Daddy considered being a priest, apparently. Stories of their parish priest coming to visit them and of having tea in the good china in ‘the good room’ (the room, and indeed the china, reserved for holy priest visits and the like) with his mother, Alice, who was – remarkably to me – very religious still. (Before falling in love with James, it was thought that she would become a nun.) She and James walked to six o’clock Mass every morning in the Redemptorist Church, before they opened the shop and even the year before she died they both made their annual Lough Derg pilgrimage … But with Daddy it was a kind of courtship, I hear. And to have a priest in the family was seen as a great blessing. It didn’t, of course, come to pass, but he remained the holiest Joe in our house of God and the odd sermon he gave us, including Mammy the girl, was indeed priestlike … He played the organ every Sunday in the Redeemer Church. Jesu, joy of man’s desiring, Awake … Sharon, when being reprimanded for being late for Mass one Sunday, called him ‘a religious fanatic’ (he was ahead of his time) and Mammy burst out laughing at her wee face putting him in his place. One December, when I was singing ‘Oh Holy Night’ with him playing the organ in our living room, he suggested, ‘Why don’t you sing it with me at Mass, Pandy?’ and we got excited about it and practised every day. When Christmas morning arrived, though, I was suddenly crying scared. So close to the reality of it now … Envisaging myself by him on the organ above the whole church, floating exposed on the balcony and all of the parish below listening … Neighbours and friends and Christmas dolls … The turning heads, the ears, the coughing in the echoing quiet … The solemn pause of the bent and listening priest … I couldn’t do it. I have a vague recollection of being comforted by Mammy before she broke the news to Daddy. There was no real persuasion.
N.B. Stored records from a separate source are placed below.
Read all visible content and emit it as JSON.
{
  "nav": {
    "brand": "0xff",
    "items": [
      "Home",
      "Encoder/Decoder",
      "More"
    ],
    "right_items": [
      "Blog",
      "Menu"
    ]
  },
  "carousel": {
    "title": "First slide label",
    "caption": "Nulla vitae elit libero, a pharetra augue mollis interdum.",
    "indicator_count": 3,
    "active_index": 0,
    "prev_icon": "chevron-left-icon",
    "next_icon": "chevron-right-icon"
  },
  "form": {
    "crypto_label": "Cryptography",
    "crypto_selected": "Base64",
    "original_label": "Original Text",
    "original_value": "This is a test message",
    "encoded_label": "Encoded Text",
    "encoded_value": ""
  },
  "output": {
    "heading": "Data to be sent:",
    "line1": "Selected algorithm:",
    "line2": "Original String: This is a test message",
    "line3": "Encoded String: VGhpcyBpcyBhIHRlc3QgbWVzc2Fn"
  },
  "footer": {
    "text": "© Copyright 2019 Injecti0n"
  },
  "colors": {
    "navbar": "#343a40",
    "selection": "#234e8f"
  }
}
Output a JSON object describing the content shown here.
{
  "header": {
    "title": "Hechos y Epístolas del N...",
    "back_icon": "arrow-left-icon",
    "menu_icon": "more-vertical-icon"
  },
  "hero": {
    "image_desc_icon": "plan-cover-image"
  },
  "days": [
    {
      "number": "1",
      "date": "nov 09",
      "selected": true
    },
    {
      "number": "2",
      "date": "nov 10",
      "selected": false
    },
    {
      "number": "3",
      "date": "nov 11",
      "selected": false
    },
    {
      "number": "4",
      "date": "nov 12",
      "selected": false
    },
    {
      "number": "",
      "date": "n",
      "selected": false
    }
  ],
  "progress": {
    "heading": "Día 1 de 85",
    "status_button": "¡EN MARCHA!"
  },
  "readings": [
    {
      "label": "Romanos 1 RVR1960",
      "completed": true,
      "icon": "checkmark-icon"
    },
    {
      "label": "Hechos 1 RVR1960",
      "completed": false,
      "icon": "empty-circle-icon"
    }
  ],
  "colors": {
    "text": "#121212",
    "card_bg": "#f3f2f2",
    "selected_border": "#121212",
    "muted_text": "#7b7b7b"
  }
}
I was ever so gently let off the hook. But I knew he was disappointed. It would have been a beautiful moment for him, I think now, when I imagine myself someday with my own child, and he did express that lovingly in a Baa way, over the years.

He went ahead of us to prepare and we followed on and joined the congregation.

When he began to play the introductory notes of ‘Oh Holy Night’, then by himself up there and me sitting below in a pew with Mammy, Jim, Sharon and Caroline, my heart started to beat as if there was yet another me up there with him, inhaling before I sing. But no voice, of course. It came and it went. And I was the only one that heard my heart beat for what might have been. I regretted it. And I am sorry now, today, because it would have been beautiful for me too, to sing with my daddy.

If a place is given such solemnity and gravity as the church is … if it’s a very serious place, then it is near impossible for me not to laugh, to this day. But that was a gift from Mammy, too.